28.9.08

122 - Syndrome de la chambre d'hôte

Il y a 30 ans, les urbains qui décidaient de changer de vie partaient
fonder une communauté dans le Larzac. Aujourd'hui, lorsque leurs
descendants changent de vie, ils ouvrent une chambre d'hôte. D'après le magazine Sciences Humaines, qui y consacre un article dans son numero de mai 2008, la chambre d'hôte est devenue le fantasme de changement de vie n°1 des Français.

En vingt ans, leur nombre est passé de 4 500 à plus de 30 000, selon la direction du Tourisme du ministère de l’Emploi (...) et chaque année, 2 500 Français créent un
gîte rural, une aventure pourtant risquée.
(1)

Il y aurait, donc, un syndrome de la chambre d'hôte.

Pourquoi cet engouement ? D'abord, parce que les Européens se désinvestissent des modèles classiques de la réussite à travers la famille et le travail ainsi que des grands idéaux collectifs comme la religion et la révolution, pour se tourner vers d'autres formes d'épanouissement personnel... Du coup, tout plaquer pour faire autre chose devient une tentation plus forte.
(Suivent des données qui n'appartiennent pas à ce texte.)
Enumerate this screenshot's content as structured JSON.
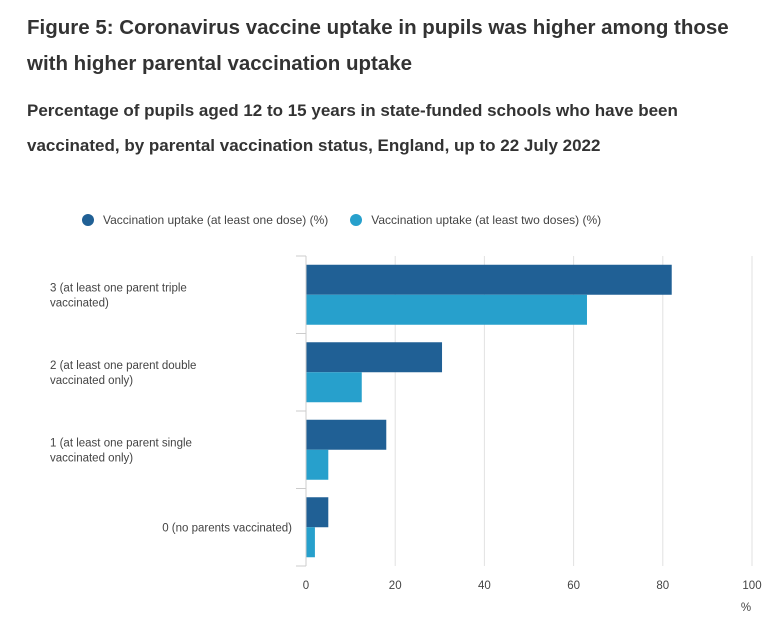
{
  "figure": {
    "title": "Figure 5: Coronavirus vaccine uptake in pupils was higher among those with higher parental vaccination uptake"
  },
  "chart_data": {
    "type": "bar",
    "orientation": "horizontal",
    "title": "Percentage of pupils aged 12 to 15 years in state-funded schools who have been vaccinated, by parental vaccination status, England, up to 22 July 2022",
    "categories": [
      "3 (at least one parent triple vaccinated)",
      "2 (at least one parent double vaccinated only)",
      "1 (at least one parent single vaccinated only)",
      "0 (no parents vaccinated)"
    ],
    "series": [
      {
        "name": "Vaccination uptake (at least one dose) (%)",
        "color": "#206095",
        "values": [
          82,
          30.5,
          18,
          5
        ]
      },
      {
        "name": "Vaccination uptake (at least two doses) (%)",
        "color": "#27a0cc",
        "values": [
          63,
          12.5,
          5,
          2
        ]
      }
    ],
    "xlim": [
      0,
      100
    ],
    "xticks": [
      0,
      20,
      40,
      60,
      80,
      100
    ],
    "xlabel": "%",
    "ylabel": "",
    "legend_position": "top",
    "grid": true
  }
}
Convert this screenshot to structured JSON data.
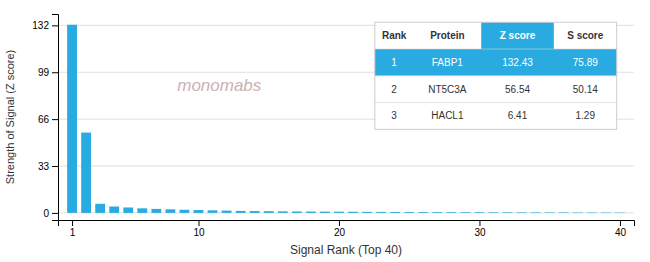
{
  "chart_data": {
    "type": "bar",
    "xlabel": "Signal Rank (Top 40)",
    "ylabel": "Strength of Signal (Z score)",
    "x": [
      1,
      2,
      3,
      4,
      5,
      6,
      7,
      8,
      9,
      10,
      11,
      12,
      13,
      14,
      15,
      16,
      17,
      18,
      19,
      20,
      21,
      22,
      23,
      24,
      25,
      26,
      27,
      28,
      29,
      30,
      31,
      32,
      33,
      34,
      35,
      36,
      37,
      38,
      39,
      40
    ],
    "values": [
      132.43,
      56.54,
      6.41,
      4.5,
      3.8,
      3.2,
      2.8,
      2.5,
      2.2,
      2.0,
      1.8,
      1.6,
      1.4,
      1.3,
      1.2,
      1.1,
      1.0,
      0.95,
      0.9,
      0.85,
      0.8,
      0.75,
      0.7,
      0.65,
      0.6,
      0.58,
      0.55,
      0.52,
      0.5,
      0.48,
      0.45,
      0.43,
      0.41,
      0.39,
      0.37,
      0.35,
      0.33,
      0.31,
      0.29,
      0.27
    ],
    "color": "#29ABE2",
    "xlim": [
      0,
      41
    ],
    "xticks": [
      1,
      10,
      20,
      30,
      40
    ],
    "ylim": [
      -5,
      140
    ],
    "yticks": [
      0,
      33,
      66,
      99,
      132
    ],
    "grid": true,
    "annotations": [
      "monomabs"
    ],
    "table": {
      "columns": [
        "Rank",
        "Protein",
        "Z score",
        "S score"
      ],
      "rows": [
        [
          "1",
          "FABP1",
          "132.43",
          "75.89"
        ],
        [
          "2",
          "NT5C3A",
          "56.54",
          "50.14"
        ],
        [
          "3",
          "HACL1",
          "6.41",
          "1.29"
        ]
      ]
    }
  }
}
Signe des temps, on trouve en kiosque depuis mars 2008, un trimestriel intitulé Changer tout qui, loin de la gazette marxiste-léniniste qu'on pourrait imaginer, s'adresse plutôt au cadre supérieur qui rêve de se mettre au vert qu'au soudeur de chez Renault qui rêve du Grand Soir. Attention ! Ce qui est en jeu ici n'est pas un simple changement d'activité professionnelle, mais un choix bien plus essentiel, une véritable conversion identitaire.  (2)

Et puis, autre facteur favorable au changement de vie : son allongement ! C'est certain qu'en mourant vers la soixantaine comme on faisait avant (et comme continuent de le faire, hélas, les 3/4 de l'humanité), on se pose moins de questions relatives à l'épanouissement personnel...

Changer de vie, donc, et changer pour moins de stress et plus d'épanouissement. Les Anglo-Saxons ont donné un nom à ce choix d'une vie plus simple et moins stressante : ils appellent ça downshifting.

Oui, mais vous allez me dire : pourquoi la chambre d'hôte ? On peut imaginer bien d'autres façons de changer de vie : partir vivre à Samarcande ou à Lons-le-Saulnier, changer de coiffure, se faire moine bouddhiste, maître-nageur ou maître SM... Devenir accro aux drogues dures ou aux légumes biologiques... Oui, pourquoi la chambre d'hôte ?

Il semble que la chambre d'hôte occupe une place unique au centre des 5 motivations préférées de nos contemporains candidats à la reconversion :

- se mettre au vert,
- se mettre à son compte,
- se consacrer aux autres,
- vivre sa passion, et
- partir loin. (1)


Quelle activité, sinon l’hébergement touristique, s'interroge fort justement Héloïse Lhérété dans le magazine Sciences Humaines, permet de conjuguer toutes ces motivations ?

(1) Sciences humaines.com : Changer de vie, le syndrome de la chambre d'hôte
(2) Claude Dubar, La Crise des identités, Puf, 2000.